Frida Potashinskaia was born in 1924 in the shtetl of Gorodok (or Haradok), north of Vitebsk, Belorussia. In July 1941, her town was occupied by the Germans. In August of that year, her father, a cousin, and a number of other relatives were killed by the Nazis in the course of their first "action" in the town. After this operation, along with the other Jews of Gorodok, her family were forced into a ghetto. Fortunately for her, the Belarusian collaborators who were responsible for the ghetto permitted some inmates to leave it for a while in order to take some of the possessions from their former homes. Frida realized that that was the last chance to escape from the ghetto, where the inmates faced imminent death. She, her 16-year-old brother Simkhele, and two small siblings left Gorodok and made their way to the village where their mother had been born and where the family had friends. The four children found their mother in this village. Frida's six-year old sister preferred to stay with the mother despite the fact that mother's situation in the village was precarious.
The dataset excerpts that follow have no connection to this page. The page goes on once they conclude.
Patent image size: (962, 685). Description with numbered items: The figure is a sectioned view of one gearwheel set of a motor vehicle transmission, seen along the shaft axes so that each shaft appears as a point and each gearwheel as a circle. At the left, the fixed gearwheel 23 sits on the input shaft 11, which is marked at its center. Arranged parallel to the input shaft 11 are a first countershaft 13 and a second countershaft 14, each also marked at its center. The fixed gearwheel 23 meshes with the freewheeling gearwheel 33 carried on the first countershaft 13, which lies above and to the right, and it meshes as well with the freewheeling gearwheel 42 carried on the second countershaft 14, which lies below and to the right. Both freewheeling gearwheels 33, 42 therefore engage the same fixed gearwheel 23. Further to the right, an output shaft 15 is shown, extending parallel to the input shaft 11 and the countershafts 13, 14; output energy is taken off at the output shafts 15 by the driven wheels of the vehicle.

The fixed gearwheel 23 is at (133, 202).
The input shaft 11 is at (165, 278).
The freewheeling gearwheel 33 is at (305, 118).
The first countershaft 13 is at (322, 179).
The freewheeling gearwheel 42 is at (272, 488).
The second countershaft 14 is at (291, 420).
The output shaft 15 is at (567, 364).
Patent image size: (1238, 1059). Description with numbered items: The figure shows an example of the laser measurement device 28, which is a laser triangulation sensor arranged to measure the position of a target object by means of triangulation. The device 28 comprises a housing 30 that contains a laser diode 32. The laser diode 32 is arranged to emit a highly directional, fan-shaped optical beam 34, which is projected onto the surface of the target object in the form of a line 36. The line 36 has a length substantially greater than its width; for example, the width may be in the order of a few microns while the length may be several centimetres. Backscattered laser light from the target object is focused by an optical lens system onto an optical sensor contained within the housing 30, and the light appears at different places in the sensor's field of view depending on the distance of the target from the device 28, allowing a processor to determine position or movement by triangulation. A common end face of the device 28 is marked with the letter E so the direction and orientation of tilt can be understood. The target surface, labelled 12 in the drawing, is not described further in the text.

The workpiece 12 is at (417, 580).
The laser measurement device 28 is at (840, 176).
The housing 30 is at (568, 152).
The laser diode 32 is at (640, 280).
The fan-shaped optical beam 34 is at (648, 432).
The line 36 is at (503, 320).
Three of the Potashinskii siblings decided to head north, in the direction of Leningrad (now St. Petersburg). After a while, the two brothers decided that they would try to find some Soviet partisans and they left Frida alone. She never saw Simkhele or her small brother again. During the winter, Frida lived in various villages in the Russian-Belorussian border area. In May 1942 she managed to cross the frontlines, near Velikie Luki, to the Soviet side.
In the summer of 1942, Frida wandered from one recruitment office to another, requesting to be drafted into the Red Army. Each time she was rejected on the grounds that she had no special training
Then, out of the blue, in one town Frida met a woman soldier who suggested that she enlist as a medical orderly in a special medical company. An officer (Frida later recalled that he was a Georgian), who was filling in her military identity remarked that "The Jews do not like to work." It was because of this ethnic insult, Frida recollected, that she always took on extra work: did kitchen duty when there was a lull in the fighting and, therefore, not enough of the wounded to be taken care of by the seven medical orderlies of the company. She would clean the large cauldrons, bring water from the well, and chop wood. She had to rise at five in the morning. The nurses tried to prepare the 17-year- old Frida for the shock of a medical orderly's duties in the field. She learned to see blood without fainting, to help hold the wounded during an amputation, and treat a wound festering with worms, and so on. More than once military doctors and nurses were killed by a shell, right before her eyes – while they were trying to treat a patient.
With her division, Frida traversed western Russia, Belorussia, Poland, and eastern Prussia. It was in the latter area that she learned of the victory over the Nazis.
The victory in Europe did not mean the end of the war for Frida. In 1945, she was transferred to the Far East, where she continued to serve with the Red Army, which was fighting there against Japan. It was also there that she was diagnosed with heart disease.
Frida Potashinskaia was awarded medals during the war, and the Order of Patriotic War after the war.
After her demobilization, Frida Potashinskaia settled in Leningrad (St. Petersburg). She died in 2009.